I turn on the shower and allow the warm steam to envelop me and melt my headache away. Most of my mornings start on this somber note. What I wouldn’t give just once to wake up all sunshine and butterflies. Heck, I’d even settle for misty and moths.
My dream always begins with the same crystal clarity. It’s the first day of my summer vacationI am ten years old and leaving my home in San Diego for Dallas to spend the summer with my mother, as I always did after their divorce. I often dreaded the trip for weeks leading up to it, and that year was no different. It wasn’t that I didn’t love my mother but I had grown accustomed to our estranged relationship. The dream always starts with my leaving my bedroom that morning.

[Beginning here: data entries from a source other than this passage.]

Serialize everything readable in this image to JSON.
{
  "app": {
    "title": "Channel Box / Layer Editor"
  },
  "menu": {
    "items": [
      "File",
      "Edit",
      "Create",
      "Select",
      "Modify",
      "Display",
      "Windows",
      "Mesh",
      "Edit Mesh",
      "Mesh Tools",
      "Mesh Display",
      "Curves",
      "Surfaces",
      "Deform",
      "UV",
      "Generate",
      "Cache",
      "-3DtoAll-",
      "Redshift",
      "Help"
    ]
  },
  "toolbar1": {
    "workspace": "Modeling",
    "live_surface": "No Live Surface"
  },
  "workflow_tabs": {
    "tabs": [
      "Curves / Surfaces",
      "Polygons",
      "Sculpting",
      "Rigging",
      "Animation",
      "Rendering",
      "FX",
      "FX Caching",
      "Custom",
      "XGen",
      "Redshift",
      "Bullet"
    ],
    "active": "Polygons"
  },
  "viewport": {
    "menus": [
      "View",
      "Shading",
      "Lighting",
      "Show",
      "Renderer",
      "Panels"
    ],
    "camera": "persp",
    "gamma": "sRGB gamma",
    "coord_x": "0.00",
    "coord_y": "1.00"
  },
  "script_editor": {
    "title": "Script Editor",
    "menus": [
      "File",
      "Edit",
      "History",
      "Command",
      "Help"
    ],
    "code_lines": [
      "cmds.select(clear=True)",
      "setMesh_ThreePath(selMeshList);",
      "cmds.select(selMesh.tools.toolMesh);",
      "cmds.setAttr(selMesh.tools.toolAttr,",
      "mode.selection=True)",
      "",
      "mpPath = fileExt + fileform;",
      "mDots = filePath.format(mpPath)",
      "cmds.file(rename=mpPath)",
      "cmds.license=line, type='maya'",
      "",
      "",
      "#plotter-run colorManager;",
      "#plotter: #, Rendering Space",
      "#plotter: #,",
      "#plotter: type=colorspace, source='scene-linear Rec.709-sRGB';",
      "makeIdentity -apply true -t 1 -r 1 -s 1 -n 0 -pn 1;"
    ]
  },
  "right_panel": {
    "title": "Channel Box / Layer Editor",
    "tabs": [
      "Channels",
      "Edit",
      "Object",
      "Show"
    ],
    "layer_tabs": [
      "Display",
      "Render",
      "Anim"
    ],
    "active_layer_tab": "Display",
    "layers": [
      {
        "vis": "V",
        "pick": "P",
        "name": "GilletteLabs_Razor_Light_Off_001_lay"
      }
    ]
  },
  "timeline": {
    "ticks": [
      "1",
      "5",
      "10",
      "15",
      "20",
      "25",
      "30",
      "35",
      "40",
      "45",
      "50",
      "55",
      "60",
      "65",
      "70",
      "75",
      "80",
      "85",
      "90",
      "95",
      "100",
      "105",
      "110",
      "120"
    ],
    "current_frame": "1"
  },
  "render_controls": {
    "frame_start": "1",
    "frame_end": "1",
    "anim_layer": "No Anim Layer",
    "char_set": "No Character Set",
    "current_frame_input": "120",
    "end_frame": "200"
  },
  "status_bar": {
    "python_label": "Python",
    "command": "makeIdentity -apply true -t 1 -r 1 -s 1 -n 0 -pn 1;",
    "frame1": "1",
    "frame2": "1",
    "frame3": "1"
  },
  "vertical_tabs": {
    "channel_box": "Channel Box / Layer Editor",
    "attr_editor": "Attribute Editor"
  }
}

~ I cling to my crystal doorknob for a moment before pulling it shut. I listen as the waves outside break methodically along the shoreline. I inhale the scent of maple syrup, bacon mixed with the salty sea air, for the last time. This dulcet scent is the smell of home, and I want to savor it for just one second longer.
“Brennen,” my dad yells from the car while honking out the obnoxious melody of “Shave and a Haircut.” The man lives to embarrass me. What can I say?
“Coming, Dad—keep your panties on!”  I sling my leather bag over my shoulder and pull my long blond mane out from under the strap. I stomp out of the front door, slamming it good and hard to announce my frustration to the neighborhood, namely my dad. I’ll miss this house and the beach so much this summer. My dad stands by the car smirking at me. As I glare at him, I think to myself how much I will miss him more than anything. He is a large, well-built machine of a man. At over six feet tall, he towers next to the small V.W. bug. His surfer’s tan and his balding head give him a distinguished yet approachable look.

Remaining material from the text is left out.